The drive at “Long” squeezes between the “Beardies,” a splintering of four sunken and funkily shaped pots, and an old boundary wall of the Strathtyrum Estate. Rarely would a drive beyond the Beardies into the “Elysian Fields” prove problematic, but on occasion, when the wind is howling against, I have chosen to hang way left toward the 5th fairway.
As ever on The Old, the strategy of your second shot is influenced by the position of your drive, the direction and strength of the wind, and the pin position. Stance and lie, too. And of course the characteristics of the green. (Is that enough to consider?)
In front of the green, a nearly vertical five-foot rise faces the golfer. The putting surface then falls away quickly before slowing to a pinnable grade for 15 or so paces. Finally, at the rear, the green steps down a shallower wall. These features introduce a number of challenges. It’s difficult to discern the exact depth of the putting surface from the fairway, and the rear shelf cuts into the platform sooner than you might wish. In addition, on the shallow left section of the green, a swale collects pulled shots toward “Ginger Beer,” a pair of low, gnarly pots.

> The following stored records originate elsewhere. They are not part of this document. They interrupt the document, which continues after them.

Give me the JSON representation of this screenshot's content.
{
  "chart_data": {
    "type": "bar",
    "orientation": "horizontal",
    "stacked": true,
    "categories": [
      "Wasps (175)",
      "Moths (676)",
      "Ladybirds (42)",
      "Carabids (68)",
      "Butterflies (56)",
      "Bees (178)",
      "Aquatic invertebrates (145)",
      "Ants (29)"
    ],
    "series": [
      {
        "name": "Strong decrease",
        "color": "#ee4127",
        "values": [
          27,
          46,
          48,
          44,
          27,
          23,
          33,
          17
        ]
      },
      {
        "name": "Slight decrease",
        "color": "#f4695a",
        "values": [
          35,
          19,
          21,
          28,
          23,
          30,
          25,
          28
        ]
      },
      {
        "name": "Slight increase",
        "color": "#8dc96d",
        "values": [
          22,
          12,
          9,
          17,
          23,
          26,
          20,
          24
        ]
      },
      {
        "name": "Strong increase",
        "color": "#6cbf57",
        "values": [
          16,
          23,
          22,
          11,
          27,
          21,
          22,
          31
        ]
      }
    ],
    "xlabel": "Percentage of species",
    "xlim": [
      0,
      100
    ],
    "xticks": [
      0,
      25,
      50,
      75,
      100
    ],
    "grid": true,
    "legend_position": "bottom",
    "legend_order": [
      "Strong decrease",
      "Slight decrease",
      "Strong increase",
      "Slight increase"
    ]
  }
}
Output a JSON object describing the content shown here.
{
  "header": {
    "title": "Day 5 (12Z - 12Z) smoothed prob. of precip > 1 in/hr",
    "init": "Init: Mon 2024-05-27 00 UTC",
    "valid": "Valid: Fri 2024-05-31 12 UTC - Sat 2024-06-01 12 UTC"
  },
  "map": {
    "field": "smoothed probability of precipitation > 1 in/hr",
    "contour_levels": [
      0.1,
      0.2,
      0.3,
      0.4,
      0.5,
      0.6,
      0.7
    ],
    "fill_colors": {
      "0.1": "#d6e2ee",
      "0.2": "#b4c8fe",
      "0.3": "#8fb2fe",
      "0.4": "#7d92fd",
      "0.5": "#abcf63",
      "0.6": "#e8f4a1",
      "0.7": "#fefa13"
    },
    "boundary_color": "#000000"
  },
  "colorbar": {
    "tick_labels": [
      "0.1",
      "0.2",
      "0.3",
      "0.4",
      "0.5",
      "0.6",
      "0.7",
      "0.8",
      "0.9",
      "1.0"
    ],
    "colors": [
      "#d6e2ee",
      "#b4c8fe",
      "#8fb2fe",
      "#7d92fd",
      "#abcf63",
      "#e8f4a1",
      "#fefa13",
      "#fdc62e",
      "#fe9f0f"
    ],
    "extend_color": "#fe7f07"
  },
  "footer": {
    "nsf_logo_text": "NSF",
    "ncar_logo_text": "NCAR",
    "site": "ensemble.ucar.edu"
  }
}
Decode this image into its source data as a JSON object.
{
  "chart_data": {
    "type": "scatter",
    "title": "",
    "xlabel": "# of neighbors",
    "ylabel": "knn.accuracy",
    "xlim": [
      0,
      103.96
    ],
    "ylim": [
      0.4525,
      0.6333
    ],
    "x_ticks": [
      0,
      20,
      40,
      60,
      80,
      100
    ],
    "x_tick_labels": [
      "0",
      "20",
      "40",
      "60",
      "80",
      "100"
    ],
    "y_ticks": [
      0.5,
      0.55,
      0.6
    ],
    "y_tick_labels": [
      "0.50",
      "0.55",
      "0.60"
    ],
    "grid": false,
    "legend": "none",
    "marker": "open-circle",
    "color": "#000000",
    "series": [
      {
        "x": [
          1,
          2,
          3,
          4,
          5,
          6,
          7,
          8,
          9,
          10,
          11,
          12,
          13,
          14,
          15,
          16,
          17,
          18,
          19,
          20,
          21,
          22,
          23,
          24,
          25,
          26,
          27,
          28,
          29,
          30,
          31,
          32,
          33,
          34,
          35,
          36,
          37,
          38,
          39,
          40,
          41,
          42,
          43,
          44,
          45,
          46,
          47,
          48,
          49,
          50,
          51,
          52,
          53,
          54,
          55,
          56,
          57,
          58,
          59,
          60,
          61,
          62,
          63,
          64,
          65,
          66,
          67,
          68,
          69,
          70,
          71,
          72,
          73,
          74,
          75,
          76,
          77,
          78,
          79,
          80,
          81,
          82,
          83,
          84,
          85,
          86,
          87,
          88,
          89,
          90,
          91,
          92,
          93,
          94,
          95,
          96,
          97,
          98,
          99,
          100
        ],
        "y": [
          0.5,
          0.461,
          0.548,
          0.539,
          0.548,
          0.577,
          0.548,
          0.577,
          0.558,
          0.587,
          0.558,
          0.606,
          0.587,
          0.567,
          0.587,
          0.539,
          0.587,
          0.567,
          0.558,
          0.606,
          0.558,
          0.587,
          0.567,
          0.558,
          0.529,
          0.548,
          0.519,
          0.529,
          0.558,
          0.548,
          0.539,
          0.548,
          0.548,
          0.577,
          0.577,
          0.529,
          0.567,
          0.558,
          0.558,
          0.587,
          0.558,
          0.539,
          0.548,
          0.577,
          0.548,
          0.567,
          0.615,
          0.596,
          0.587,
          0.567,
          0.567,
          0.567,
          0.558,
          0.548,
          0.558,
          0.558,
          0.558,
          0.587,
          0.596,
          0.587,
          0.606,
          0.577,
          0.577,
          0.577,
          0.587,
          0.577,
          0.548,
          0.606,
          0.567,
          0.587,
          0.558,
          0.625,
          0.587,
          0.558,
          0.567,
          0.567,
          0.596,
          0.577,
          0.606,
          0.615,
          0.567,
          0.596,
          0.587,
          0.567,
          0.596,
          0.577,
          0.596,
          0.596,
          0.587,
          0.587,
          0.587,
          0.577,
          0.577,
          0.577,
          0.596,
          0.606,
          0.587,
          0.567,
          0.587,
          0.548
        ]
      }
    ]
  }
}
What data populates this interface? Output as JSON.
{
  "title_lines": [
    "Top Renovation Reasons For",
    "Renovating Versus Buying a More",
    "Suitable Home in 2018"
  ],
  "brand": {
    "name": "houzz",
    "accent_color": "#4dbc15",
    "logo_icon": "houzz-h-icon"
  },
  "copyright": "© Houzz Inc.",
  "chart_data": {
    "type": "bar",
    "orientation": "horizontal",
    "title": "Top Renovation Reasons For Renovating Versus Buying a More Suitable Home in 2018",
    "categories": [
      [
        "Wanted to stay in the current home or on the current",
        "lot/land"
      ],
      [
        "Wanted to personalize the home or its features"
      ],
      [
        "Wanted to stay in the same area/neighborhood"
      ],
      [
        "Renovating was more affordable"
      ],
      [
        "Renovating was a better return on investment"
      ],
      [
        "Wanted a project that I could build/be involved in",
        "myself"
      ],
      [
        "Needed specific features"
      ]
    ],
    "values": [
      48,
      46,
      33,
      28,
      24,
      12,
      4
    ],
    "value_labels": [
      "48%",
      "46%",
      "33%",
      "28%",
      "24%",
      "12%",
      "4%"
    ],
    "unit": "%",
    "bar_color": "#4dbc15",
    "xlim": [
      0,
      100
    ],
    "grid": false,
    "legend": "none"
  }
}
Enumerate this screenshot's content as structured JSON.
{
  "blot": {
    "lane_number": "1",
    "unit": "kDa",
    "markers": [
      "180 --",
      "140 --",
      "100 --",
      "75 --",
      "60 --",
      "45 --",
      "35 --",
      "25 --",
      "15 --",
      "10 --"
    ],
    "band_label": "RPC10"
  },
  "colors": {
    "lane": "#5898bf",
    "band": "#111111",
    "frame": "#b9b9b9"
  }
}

For most golfers, the 14th green will not be reachable in two, so against the wind, your second shot should take aim at Hamilton Hall, toward the beginning of the 5th fairway. The goal is to keep it left of the hiding “Beaty” and “Kitchen” bunkers and short of a clump of gorse. Laying up to the end of the 14th fairway, though intuitive, offers little advantage on the third shot. In line with the right third of the green, you will find rumple and rough. Left of that lurks the “Hell” bunker.
With a favorable wind and/or unusual power, you may carry this notorious expanse of sand to the drop-off and final sliver of fairway beyond. If you do, play close to another pair of pots on the left—“Grave”—to leave the ideal angle to approach the green’s right.
Once you’re past Hell, you will have a putt, bump-and-run, or soft floater from no more than 80 yards. A dish in front of the green, which marks a transition between a shoulder on the right and a central ridge, is usually the perfect target for killing the preferred low-runner. For the unsteady hand, one last pot hides behind the green.
Alister MacKenzie's rendering of the different routes to the 14th green from his book The Spirit of St. Andrews
No matter how many times and ways you play the 14th, you will never have the same journey twice. That applies to The Old Course as a whole. The sharp but small-scale east-coast dunescape provides ideal ground for the game, and the ingenious green complexes, while eminently playable, present locations that can challenge the best golfers in the world both mentally and physically.
“The concept of St. Andrews is the course dictates nothing,” architect Michael Clayton once told Scott Michaux. “The only thing you have to do at St. Andrews is the first hole you have to hit it over the burn. Otherwise you can do anything you want.”
Nowhere else can two balls within a foot of each other present such differing dilemmas to the players about to hit them! That is the underlying genius of The Old Course, and why it should be a primary influence on any golf architect’s thought process.